Small molecule antibacterial drugs approved by the US Food and Drug Administration (FDA) for use in humans. This plot shows the number of drugs approved within five-year periods from 1939 until 2017 (all drugs are listed in Table 1). The 157 drugs are grouped according to 20 classifications as shown by the legend. The greatest number of drugs were approved between 1981 and 1985, consisting of 19 antibacterials that span more than six classifications. During the past three decades, the number of approved small molecule antibacterial drugs has steadily decreased.

Cell wall synthesis

Peptidoglycan provides the bacterial cell with its fundamental structural integrity and essential reactions can be inhibited when antibiotics bind to penicillin binding proteins (PBPs) that are crucial for forming peptidoglycan. Upon the arrest of peptidoglycan production, the cell wall loses its integrity, causing lysis of the bacterium.⁸ Antibiotics that include the β-lactams and glycopeptides are effective against bacteria due to their ability to interfere with bacterial peptidoglycan synthesis.⁹ Subclasses of the β-lactams include penicillins, cephalosporins, monobactams, carbapenems, and clavams. Vancomycin is a glycopeptide class antibiotic that has been FDA-approved. Peptidoglycan synthesis is also inhibited by the oxazolidinone class antibiotic cycloserine and the polypeptide class antibiotic bacitracin.

Cell membrane function

The lipopeptide class antibioticdaptomycin targets the cell wall in Gram-positive microorganisms. While the exact mechanism responsible for the membrane disruption remains unknown, it has been shown that the presence of both phosphatidylglycerol (PG) and calcium are necessary for daptomycin to be effective. Comparisons among membranes that contain PG and those made entirely of phosphatidylcholine have shown that daptomycin is less effective on membranes without PG. Calcium levels are also important, as the concentration of daptomycin needed to penetrate the cell membrane decreases by as much as 50-fold in the presence of calcium ions.¹⁰ The polypeptide class antibiotic polymyxin B is active against Gram-negative organisms, destabilizing both the outer and inner membranes.¹¹

Protein synthesis

Several classes of antibiotics target ribosomes in order to disrupt protein synthesis in bacteria. These classes of antibiotics include the phenicols, macrolides, lincosamides, and streptogramins which bind to the 50S ribosomal subunit and hinder translation. It is thought that the structures of lincosamides might resemble the 3ʹ-ends of L-Pro-Met-tRNA and deacylated-tRNA, allowing them to bind to and subsequently inhibit the ribosome.¹² The oxazolidinone class antibiotics linezolid and tedizolid also inhibit protein synthesis by binding the 50S ribosomal subunit.

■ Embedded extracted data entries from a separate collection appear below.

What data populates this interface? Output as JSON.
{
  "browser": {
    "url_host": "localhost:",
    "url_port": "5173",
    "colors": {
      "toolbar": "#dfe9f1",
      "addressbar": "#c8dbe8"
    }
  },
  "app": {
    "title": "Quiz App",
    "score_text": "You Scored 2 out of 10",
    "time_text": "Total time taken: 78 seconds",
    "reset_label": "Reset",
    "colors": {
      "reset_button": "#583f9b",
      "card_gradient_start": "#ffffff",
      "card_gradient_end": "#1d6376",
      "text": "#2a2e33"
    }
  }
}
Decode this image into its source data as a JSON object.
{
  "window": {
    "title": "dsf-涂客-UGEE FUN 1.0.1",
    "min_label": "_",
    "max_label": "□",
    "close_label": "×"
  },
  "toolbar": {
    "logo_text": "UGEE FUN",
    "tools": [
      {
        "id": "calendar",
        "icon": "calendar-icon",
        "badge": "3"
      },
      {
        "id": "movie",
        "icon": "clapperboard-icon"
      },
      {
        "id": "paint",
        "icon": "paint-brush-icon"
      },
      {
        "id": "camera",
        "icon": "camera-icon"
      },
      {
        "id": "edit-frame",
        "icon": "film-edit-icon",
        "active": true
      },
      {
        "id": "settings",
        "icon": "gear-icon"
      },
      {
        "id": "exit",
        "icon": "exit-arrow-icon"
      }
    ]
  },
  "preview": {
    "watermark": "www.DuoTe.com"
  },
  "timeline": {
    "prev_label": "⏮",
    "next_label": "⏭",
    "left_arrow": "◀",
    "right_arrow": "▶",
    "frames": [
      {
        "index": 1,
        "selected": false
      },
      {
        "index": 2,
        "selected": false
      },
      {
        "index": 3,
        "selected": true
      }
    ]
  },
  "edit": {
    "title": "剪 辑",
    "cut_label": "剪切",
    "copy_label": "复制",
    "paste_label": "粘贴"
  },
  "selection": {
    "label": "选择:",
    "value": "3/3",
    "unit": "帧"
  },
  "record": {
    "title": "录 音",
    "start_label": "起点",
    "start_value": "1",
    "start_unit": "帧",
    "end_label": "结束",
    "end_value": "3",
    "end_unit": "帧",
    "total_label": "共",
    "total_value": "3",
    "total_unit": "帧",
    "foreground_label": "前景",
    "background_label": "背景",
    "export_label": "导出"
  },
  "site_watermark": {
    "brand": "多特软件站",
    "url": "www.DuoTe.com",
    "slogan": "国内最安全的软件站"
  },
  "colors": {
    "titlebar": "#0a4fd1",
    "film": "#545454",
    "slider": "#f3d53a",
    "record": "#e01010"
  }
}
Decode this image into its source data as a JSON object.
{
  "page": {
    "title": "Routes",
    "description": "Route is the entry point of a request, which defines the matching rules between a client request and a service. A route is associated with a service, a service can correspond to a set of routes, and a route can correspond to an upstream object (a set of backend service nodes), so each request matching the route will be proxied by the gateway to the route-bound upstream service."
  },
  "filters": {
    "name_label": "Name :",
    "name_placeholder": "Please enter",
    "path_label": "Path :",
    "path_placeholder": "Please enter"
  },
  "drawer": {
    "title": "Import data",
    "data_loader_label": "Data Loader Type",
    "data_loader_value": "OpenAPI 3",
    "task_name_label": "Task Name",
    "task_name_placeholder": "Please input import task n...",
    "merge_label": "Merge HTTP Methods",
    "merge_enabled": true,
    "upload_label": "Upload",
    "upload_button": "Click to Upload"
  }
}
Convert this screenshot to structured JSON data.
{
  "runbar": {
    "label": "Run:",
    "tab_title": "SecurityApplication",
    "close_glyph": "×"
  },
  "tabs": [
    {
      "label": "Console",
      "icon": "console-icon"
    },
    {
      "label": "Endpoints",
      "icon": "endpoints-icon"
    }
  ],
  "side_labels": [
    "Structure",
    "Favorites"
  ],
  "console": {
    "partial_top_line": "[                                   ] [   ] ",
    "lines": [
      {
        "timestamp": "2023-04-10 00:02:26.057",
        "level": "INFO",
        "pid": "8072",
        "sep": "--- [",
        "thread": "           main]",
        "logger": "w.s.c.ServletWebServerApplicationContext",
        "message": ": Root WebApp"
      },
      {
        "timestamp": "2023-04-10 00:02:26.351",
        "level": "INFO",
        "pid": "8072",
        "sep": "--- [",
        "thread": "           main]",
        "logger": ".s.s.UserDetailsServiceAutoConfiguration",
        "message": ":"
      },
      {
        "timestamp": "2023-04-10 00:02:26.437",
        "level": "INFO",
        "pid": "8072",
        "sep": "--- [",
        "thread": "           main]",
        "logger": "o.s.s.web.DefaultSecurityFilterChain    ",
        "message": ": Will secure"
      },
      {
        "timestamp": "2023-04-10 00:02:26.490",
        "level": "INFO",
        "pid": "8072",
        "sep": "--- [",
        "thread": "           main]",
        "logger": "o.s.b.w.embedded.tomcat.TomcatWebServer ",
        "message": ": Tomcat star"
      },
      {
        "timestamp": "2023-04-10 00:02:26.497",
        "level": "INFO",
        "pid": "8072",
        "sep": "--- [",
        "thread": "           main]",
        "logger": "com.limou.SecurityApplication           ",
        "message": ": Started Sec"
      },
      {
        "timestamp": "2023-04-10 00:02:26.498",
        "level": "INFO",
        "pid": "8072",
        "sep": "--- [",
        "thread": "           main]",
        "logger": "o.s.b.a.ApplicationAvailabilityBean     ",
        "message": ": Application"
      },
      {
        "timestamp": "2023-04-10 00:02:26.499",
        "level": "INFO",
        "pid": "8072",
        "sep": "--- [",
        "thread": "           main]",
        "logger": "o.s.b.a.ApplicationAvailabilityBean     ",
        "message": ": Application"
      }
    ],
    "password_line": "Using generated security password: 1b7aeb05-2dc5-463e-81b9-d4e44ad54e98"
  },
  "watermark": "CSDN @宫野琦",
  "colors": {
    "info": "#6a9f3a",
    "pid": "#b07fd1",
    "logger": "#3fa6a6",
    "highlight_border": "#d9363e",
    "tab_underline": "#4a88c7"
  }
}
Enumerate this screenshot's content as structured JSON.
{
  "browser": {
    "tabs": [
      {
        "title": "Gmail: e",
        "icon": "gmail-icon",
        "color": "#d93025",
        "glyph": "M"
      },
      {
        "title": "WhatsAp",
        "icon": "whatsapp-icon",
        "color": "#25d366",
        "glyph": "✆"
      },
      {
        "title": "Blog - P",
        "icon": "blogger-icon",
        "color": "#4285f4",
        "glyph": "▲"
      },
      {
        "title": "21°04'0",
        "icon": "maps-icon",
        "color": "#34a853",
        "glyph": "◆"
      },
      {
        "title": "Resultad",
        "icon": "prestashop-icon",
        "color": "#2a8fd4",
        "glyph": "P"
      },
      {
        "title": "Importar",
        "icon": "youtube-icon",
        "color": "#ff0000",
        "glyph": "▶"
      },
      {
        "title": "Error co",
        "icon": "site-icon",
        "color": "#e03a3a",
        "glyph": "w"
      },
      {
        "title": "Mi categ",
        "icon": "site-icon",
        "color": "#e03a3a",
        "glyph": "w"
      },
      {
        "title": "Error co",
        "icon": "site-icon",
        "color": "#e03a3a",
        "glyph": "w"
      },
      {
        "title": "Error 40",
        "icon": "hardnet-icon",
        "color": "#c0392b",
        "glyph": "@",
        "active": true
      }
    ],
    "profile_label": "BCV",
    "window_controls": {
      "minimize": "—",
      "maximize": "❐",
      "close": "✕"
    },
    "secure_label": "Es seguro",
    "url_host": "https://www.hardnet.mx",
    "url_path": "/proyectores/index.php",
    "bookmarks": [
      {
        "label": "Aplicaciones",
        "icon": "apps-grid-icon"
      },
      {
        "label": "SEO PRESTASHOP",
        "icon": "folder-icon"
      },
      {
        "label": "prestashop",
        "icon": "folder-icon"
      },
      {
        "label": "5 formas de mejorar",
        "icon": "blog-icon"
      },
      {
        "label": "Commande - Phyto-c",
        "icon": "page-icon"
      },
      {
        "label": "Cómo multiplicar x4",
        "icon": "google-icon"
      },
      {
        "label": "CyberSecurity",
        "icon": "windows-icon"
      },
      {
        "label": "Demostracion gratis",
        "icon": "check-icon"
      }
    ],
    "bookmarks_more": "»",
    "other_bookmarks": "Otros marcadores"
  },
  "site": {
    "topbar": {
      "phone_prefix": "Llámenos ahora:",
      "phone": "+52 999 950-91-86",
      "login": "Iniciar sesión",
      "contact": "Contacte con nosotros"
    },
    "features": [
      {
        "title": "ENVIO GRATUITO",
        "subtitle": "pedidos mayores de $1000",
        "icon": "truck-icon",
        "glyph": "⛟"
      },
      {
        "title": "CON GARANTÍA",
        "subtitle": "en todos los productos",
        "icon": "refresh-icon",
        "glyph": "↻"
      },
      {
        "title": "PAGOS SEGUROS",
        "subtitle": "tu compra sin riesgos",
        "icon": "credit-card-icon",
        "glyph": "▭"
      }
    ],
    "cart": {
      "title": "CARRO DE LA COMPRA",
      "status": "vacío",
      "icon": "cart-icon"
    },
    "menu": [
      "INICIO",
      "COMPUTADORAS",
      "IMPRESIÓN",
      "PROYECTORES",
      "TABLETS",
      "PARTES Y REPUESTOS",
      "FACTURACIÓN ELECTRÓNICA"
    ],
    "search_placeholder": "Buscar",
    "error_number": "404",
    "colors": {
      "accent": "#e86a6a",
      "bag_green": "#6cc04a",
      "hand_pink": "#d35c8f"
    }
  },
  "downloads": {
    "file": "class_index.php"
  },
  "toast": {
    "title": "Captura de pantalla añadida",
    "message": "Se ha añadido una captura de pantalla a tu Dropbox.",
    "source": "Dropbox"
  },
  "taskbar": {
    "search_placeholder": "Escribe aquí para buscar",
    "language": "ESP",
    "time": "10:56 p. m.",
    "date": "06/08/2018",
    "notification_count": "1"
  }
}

In the bacterial ribosome, the 30S subunit is a target for other classes of antibiotics such as the tetracyclines and aminoglycosides. Examples of aminoglycosides include kanamycin, gentamicin, neomycin, and streptomycin. These drugs bind to the 16S ribosomal RNA within the 30S subunit and do not allow the binding of charged aminoacyl-tRNA to the ribosome, thereby arresting protein synthesis. While the exact site of tetracycline binding has yet to be identified, a recent study suggested that the ribosomal RNA structure is more important than the actual ribonucleotide sequence for binding, as tetracyclines can bind to random sequences of double-stranded RNA.¹³

Nucleic acid synthesis

Bacterial enzymes are targets of antibiotics, including those that play roles in nucleic acid synthesis, DNA replication and regulation. Sulfonamide drugs were the first class to be FDA-approved beginning in 1939 and act as competitive inhibitors of the enzyme dihydropteroate synthase, which is required for the synthesis of tetrahydrofolic acid and nucleotides. The diaminopyrimidine trimethoprim targets the same pathway by inhibiting dihydrofolate reductase. Enzymes like DNA gyrase, type IIA topoisomerases, and topoisomerase IV serve as targets of the quinolone class of antibiotics. Topoisomerases form covalent bonds with DNA and catalyze DNA breakage and re-ligation. The quinolones inhibit these topoisomerases, resulting in the formation of ternary complexes that cause strand breakage and block DNA re-ligation. Quinolones were also shown to lower the threshold of magnesium ions required for topoisomerases to initiate strand breakage, allowing for increased rates of cleavage and the formation of ternary complexes.¹⁴ The rifamycin class of antibiotics inhibit RNA polymerase and prevent RNA synthesis.¹⁵

Recent FDA approvals

There were no new approvals of small molecule antibacterial drugs by the FDA in 2016; however, three were approved in 2017 as of 10 October 2017. Secnidazole (Symbiomix Therapeutics, approved 15 September 2017) is a nitroimidazole antibiotic reported as early as 1976, but only now approved for bacterial vaginosis in adult women.¹⁶ Also, a combination of the broad-spectrum β-lactam antibiotic meropenem with the new β-lactamase inhibitor vaborbactam (trade name Vabomere, Rempex Pharmaceuticals, approved 29 August 2017) was approved as an injection formulation for treating complicated urinary tract infections. Vaborbactam is a new chemotype containing a boronic acid that covalently inhibits serine-containing carbapenemases at the active site.¹⁷ While vaborbactam inhibits by a new mechanism of action, it does not act against a new target class and it is an adjuvant to the antibiotic. Finally, delafloxacin is a fluoroquinoline (Melinta Therapeutics, approved 19 June 2017) used to treat patients with acute bacterial skin and skin structure infections (ABSSSI).¹⁸

Unintended consequences of antibiotic use

Alexander Fleming’s discovery of penicillin in 1928 and its release for use in 1942 marked the era of antibiotics and the foundation for the treatment of diseases that had previously been lethal, such as staphylococcal and streptococcal infections.¹⁹ However, over the last several decades we have seen an overwhelming increase in resistance to various antimicrobials. Further, there are a number of undesirable outcomes that occur during and after antibiotic treatment that can exacerbate the duration and severity of infectious diseases.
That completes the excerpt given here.